Sunday, 17 December 2017

Sunday December 24, 2017 The Heart of the Community

In his remarkable autobiographical account of growing up in Westfort, The Closer We are to Dying, Joe Fiorito tells a story about his grandmother and the nearby Fort William First Nation:

‘My grandmother was terrified of them. She awoke one morning to find that someone had come in the night, silent as a shadow. A flitch of bacon was missing from the hook where it hung in the cold cellar. She had a vision of a throat cut in the night, and thanked God whoever it was had been hungry and not thirsty for her blood and the blood of her children.
A few nights later, the thief came again, but this time he did not come to steal. He left a hindquarter of deer, fresh and bloody, hanging from the hook where the bacon had hung. It was a message of some kind.
They are like us, she thought. We do not share colour or culture; we are of the same class.’
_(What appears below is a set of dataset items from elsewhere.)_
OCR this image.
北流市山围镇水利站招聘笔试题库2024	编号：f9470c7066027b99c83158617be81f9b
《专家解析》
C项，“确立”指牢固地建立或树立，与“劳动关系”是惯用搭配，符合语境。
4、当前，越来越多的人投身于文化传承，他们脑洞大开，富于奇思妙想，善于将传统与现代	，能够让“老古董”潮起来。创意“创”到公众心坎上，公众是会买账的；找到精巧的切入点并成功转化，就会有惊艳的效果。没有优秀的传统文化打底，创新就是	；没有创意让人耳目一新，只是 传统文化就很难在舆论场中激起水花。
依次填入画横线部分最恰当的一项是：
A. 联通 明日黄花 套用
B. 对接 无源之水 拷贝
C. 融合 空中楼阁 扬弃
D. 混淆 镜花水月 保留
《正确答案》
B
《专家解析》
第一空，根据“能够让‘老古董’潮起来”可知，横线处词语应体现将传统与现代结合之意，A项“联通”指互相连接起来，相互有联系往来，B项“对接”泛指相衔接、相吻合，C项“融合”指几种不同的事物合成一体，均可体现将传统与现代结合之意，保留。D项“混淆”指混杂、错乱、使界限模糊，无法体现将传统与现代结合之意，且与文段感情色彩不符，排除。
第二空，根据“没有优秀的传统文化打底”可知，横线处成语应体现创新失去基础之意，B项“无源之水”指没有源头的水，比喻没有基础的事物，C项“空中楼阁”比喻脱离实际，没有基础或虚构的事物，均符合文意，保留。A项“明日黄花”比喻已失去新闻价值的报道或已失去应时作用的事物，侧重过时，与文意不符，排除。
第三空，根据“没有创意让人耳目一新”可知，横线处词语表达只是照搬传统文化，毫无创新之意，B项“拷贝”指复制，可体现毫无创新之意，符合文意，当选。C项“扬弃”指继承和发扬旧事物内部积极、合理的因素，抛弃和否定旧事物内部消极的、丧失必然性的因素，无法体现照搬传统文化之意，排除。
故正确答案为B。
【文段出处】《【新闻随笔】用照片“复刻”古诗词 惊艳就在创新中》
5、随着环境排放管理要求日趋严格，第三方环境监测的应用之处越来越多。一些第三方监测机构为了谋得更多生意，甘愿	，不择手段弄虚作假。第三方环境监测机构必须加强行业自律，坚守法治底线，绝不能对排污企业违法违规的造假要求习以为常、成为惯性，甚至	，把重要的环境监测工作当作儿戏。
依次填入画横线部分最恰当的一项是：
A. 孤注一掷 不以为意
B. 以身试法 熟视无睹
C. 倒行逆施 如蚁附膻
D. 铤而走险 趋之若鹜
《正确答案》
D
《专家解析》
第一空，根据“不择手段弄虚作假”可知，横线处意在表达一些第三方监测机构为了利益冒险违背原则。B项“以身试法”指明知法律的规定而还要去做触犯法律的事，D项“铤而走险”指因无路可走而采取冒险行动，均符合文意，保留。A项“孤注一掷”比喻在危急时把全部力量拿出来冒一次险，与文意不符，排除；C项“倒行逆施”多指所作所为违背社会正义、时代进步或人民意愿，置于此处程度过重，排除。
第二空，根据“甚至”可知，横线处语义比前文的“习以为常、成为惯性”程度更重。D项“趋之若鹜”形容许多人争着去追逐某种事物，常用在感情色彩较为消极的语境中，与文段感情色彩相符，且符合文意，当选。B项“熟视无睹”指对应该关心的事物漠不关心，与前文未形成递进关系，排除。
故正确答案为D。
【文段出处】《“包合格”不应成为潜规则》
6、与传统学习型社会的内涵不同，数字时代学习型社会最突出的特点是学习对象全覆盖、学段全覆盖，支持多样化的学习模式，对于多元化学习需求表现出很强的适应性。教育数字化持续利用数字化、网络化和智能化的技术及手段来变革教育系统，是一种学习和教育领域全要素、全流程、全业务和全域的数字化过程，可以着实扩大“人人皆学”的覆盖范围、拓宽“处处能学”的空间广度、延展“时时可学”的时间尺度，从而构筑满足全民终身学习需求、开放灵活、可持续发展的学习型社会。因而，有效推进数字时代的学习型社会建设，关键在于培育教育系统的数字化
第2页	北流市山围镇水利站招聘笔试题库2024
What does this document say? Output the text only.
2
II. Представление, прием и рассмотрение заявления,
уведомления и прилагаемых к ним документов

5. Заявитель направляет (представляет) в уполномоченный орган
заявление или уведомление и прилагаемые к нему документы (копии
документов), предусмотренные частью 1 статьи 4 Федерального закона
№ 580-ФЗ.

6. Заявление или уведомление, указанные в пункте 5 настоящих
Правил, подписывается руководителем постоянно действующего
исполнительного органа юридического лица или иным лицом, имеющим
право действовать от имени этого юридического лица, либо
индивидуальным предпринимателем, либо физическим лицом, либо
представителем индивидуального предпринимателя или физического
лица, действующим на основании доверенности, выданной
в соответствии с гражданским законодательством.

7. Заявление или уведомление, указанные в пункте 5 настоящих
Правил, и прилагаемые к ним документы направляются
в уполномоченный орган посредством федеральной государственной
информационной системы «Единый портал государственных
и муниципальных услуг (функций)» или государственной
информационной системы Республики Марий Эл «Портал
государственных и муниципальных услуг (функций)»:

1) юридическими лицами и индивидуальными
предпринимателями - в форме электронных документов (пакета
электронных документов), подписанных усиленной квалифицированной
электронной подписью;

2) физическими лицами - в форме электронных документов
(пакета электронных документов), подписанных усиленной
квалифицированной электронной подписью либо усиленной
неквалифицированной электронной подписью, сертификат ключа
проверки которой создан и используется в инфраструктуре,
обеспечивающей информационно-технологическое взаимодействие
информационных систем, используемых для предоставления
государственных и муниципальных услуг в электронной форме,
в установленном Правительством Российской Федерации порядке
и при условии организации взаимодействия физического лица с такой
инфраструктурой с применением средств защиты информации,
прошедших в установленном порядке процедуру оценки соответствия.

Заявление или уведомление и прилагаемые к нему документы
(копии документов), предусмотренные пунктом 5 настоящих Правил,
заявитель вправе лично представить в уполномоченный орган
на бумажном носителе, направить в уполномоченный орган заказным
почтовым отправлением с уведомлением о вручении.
We are of the same class. This is a profound statement which suggests that class is not only more significant than race, but that it can bring different races together via a shared set of values.
Thomas Dunk reaches a similar conclusion in It’s a Working Man’s Town: male working class culture when he says that multiculturalism in Canada ‘does not recognize the structural basis of social inequality rooted in class relations.’ In his exploration of the nature of contemporary working class culture, Dunk examines the ordinary weekend pursuits of a group of young working class men (The Boys) in Thunder Bay. He shows that the function and meaning of gender, ethnicity, popular leisure activities, and common sense knowledge are intimately linked with the way an individual’s experience is structured by class.

Dunk discovers that The Boys do not have a developed theory of white superiority. Their prejudices are not the product of formalized justifications for white dominance over Indigenous people. They do not perceive themselves as dominant over anyone, but rather as the victims of a system which has mis-identified the true sources of social inequality. Their racism is rooted in the immediate experience of their everyday lives and in the prejudices and practices which are widely present in the culture of the Anglo Saxon world. They hold their views about Indigenous people because of a conflict over access to the resources of the state, because of a long tradition in which Indigenous people are employed as a symbol of otherness, and because, by holding such views, they demarcate themselves from the dominant social group.

For the Boys, what one thinks about Indigenous people is a sign of what side one is on in the struggle to assert one’s own moral and intellectual worth. In the Boy’s ideas about Indigenous people the dominant social group and ethnicity are important symbols because they relate to forms of knowledge and representation which are cultural expressions of class experience. 

The vision of Thunder Bay Public Library (TBPL) is to ‘become the heart of the community – a welcoming and inclusive centre of social innovation and change.’ For this to happen TBPL must be relevant to the needs of everyone who lives, works or studies in Thunder Bay. The demographics of the city – both in terms of class and ethnicity – demand that TBPL becomes a community led and needs based Community Hub where relationships can be developed, values can be shared, and common needs can be understood.